Pourquoi les problématiques de développement durable ont-elles été mises à l'honneur lors du congrès ?

Car les Sem et EPL en traitent au jour le jour sur le terrain ! Qu'il s'agisse d'une Sem opérant dans l'aménagement ou dans les services de transport, la question de l'adaptation aux normes de développement durable fait débat et peut susciter des problèmes de coût. Chaque atelier du congrès a bien montré son intention de ne pas lâcher prise sur ce sujet capital pour l'avenir. Les Sem prennent donc à bras le corps l'enjeu, sans pour autant négliger l'impact qu'il a sur le financement des collectivités. En la matière, les exemples d'opérations vertueuses menées par des Sem ne manquent pas. En Rhône-Alpes d'ailleurs, deux opérations viennent d'être récompensées d'un Trophée 2008 des Epl: l'éco-parc technologique de Saint-Priest et Lyon Parc Auto pour son système d'autopartage Autolib'.

 

L'année 2008 est donc un bon cru pour les EPL ?

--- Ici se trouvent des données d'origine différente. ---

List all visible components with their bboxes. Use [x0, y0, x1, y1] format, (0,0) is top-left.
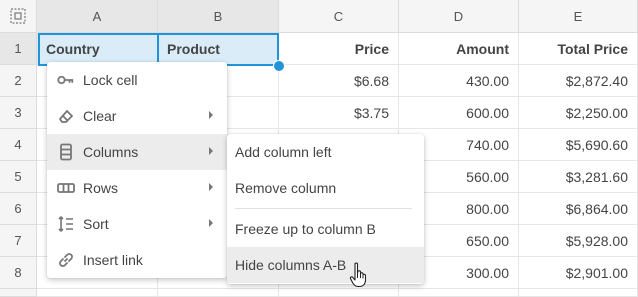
- submenu-item-label: Add column left: [235, 144, 332, 160]
- submenu-item-remove-column[interactable]: Remove column: [227, 170, 424, 206]
- menu-item-sort[interactable]: Sort: [47, 206, 227, 242]
- cell-c2[interactable]: $6.68: [279, 65, 399, 97]
- submenu-item-hide-columns[interactable]: Hide columns A-B: [227, 247, 424, 283]
- row-header-6[interactable]: 6: [0, 193, 37, 225]
- chevron-right-icon: [209, 183, 213, 191]
- menu-item-insert-link[interactable]: Insert link: [47, 242, 227, 278]
- chevron-right-icon: [209, 147, 213, 155]
- cell-a1[interactable]: Country: [37, 33, 158, 65]
- chevron-right-icon: [209, 111, 213, 119]
- select-all-corner[interactable]: [0, 0, 37, 33]
- menu-item-label: Lock cell: [83, 72, 138, 88]
- row-header-5[interactable]: 5: [0, 161, 37, 193]
- cell-c3[interactable]: $3.75: [279, 97, 399, 129]
- cell-d3[interactable]: 600.00: [399, 97, 519, 129]
- cell-c1[interactable]: Price: [279, 33, 399, 65]
- fill-handle[interactable]: [273, 60, 285, 72]
- context-menu: Lock cell Clear Columns Rows Sort Insert…: [47, 62, 227, 278]
- cell-b9[interactable]: [158, 289, 279, 297]
- link-icon: [57, 251, 75, 269]
- hand-pointer-icon: [349, 262, 367, 288]
- submenu-item-label: Remove column: [235, 180, 337, 196]
- submenu-separator: [235, 208, 412, 209]
- cell-e3[interactable]: $2,250.00: [519, 97, 638, 129]
- row-header-9[interactable]: [0, 289, 37, 297]
- columns-submenu: Add column left Remove column Freeze up …: [227, 134, 424, 284]
- submenu-item-freeze-columns[interactable]: Freeze up to column B: [227, 211, 424, 247]
- row-header-1[interactable]: 1: [0, 33, 37, 65]
- menu-item-label: Insert link: [83, 252, 143, 268]
- columns-icon: [57, 143, 75, 161]
- cell-a9[interactable]: [37, 289, 158, 297]
- submenu-item-label: Freeze up to column B: [235, 221, 376, 237]
- cell-e9[interactable]: [519, 289, 638, 297]
- cell-e6[interactable]: $6,864.00: [519, 193, 638, 225]
- sort-icon: [57, 215, 75, 233]
- submenu-item-label: Hide columns A-B: [235, 257, 347, 273]
- eraser-icon: [57, 107, 75, 125]
- rows-icon: [57, 179, 75, 197]
- menu-item-label: Sort: [83, 216, 109, 232]
- column-header-c[interactable]: C: [279, 0, 399, 33]
- cell-e2[interactable]: $2,872.40: [519, 65, 638, 97]
- cell-b1[interactable]: Product: [158, 33, 279, 65]
- row-header-8[interactable]: 8: [0, 257, 37, 289]
- column-header-e[interactable]: E: [519, 0, 638, 33]
- row-header-4[interactable]: 4: [0, 129, 37, 161]
- column-header-d[interactable]: D: [399, 0, 519, 33]
- select-all-icon: [10, 8, 26, 24]
- row-header-2[interactable]: 2: [0, 65, 37, 97]
- cell-e1[interactable]: Total Price: [519, 33, 638, 65]
- menu-item-rows[interactable]: Rows: [47, 170, 227, 206]
- menu-item-label: Columns: [83, 144, 139, 160]
- row-header-7[interactable]: 7: [0, 225, 37, 257]
- row-header-3[interactable]: 3: [0, 97, 37, 129]
- chevron-right-icon: [209, 219, 213, 227]
- cell-c9[interactable]: [279, 289, 399, 297]
- menu-item-columns[interactable]: Columns: [47, 134, 227, 170]
- menu-item-clear[interactable]: Clear: [47, 98, 227, 134]
- cell-e8[interactable]: $2,901.00: [519, 257, 638, 289]
- cell-d9[interactable]: [399, 289, 519, 297]
- cell-d2[interactable]: 430.00: [399, 65, 519, 97]
- cell-e7[interactable]: $5,928.00: [519, 225, 638, 257]
- cell-e5[interactable]: $3,281.60: [519, 161, 638, 193]
- menu-item-label: Rows: [83, 180, 119, 196]
- cell-e4[interactable]: $5,690.60: [519, 129, 638, 161]
- cell-d1[interactable]: Amount: [399, 33, 519, 65]
- menu-item-label: Clear: [83, 108, 117, 124]
- column-header-a[interactable]: A: [37, 0, 158, 33]
- menu-item-lock-cell[interactable]: Lock cell: [47, 62, 227, 98]
- column-header-b[interactable]: B: [158, 0, 279, 33]
- submenu-item-add-column-left[interactable]: Add column left: [227, 134, 424, 170]
- key-icon: [57, 71, 75, 89]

Assurément, d'autant qu'à ce changement de nom et à ces évolutions stratégiques viennent s'ajouter une croissance continue du nombre d'adhésions et de partenariats tissés. Une dizaine de conventions partenariales ont été signées lors du congrès, notamment avec le secteur privé. Sans oublier celles nouées entre la Fédération des EPL et le Syndicat national des directeurs généraux des collectivités territoriales, ou encore celle signée avec la Fédération mondiale des Cités unies. Pour développer l'outre-mer, on a signé une convention avec l'Agence française de développement. On affirme aussi de plus en plus notre place à l'international, au Brésil, au Maroc et en Europe. Quand j'observe la situation de crise financière internationale que nous traversons, je me dis qu'à l'évidence, le défi face auquel nous sommes placés ne peut que donner une impulsion à l'économie mixte. Le temps est donc venu de mieux la mettre en valeur.

 

Propos recueillis par Morgan Boëdec / Victoires Editions

Plus d'un millier de sociétés d'économie mixte

1.117 Sem sont aujourd'hui en activité, pour un chiffre d'affaires de 14,5 milliards d'euros et 54.200 emplois. Chaque année, trente nouvelles structures de ce type sont créées. Le succès de ce cocktail public-privé ne se dément pas et constitue un outil apprécié pour l'attractivité du territoire. D'ailleurs, des sociétés d'économie mixte départementales, à l'image de Destination 70 créée en 2003 en Haute-Saône pour développer le tourisme sur le territoire, ou même régionales sont en train d'émerger. "S'appuyant sur l'ensemble des acteurs du département ou de la région, elles ont un impact encore plus fort sur le développement du territoire", explique Didier Marcaud, responsable du département Tourisme et Réseaux de la Fédération des EPL (entreprises publiques locales). Exemple avec la Sem régionale des Pays-de-la-Loire, première expérience du genre au niveau régional. Créée il y a deux ans, "elle est l'outil opérationnel du développement économique de la région au sein de ses quatre métiers : développement économique, promotion touristique, observatoire régional, réalisation de la maîtrise d'ouvrage", explique Alain Breysse, directeur général adjoint de la Sem, dont le président n'est autre que Jacques Auxiette, président de la région. Auparavant, deux associations s'occupaient de ces activités. "On a décidé de les transformer en une société d'économie mixte pour profiter des avantages de ce type de structure : meilleur contrôle, transparence, logique d'entreprise". Depuis quelques années les Sem se développent aussi sur de nouveaux secteurs comme ceux en rapport avec le vieillissement de la population et les handicapés, ou encore avec les énergies renouvelables. Le Futuroscope, déjà exploité par une Sem (avec 40% du capital détenu par des entreprises privées), va ainsi s'appuyer sur une autre Sem pour équiper sa toiture de panneaux photovoltaïques. Reste que la concurrence est de plus en plus forte. "Pour que les Sem puissent se développer, il faut un appui politique fort", souligne Didier Marcaud.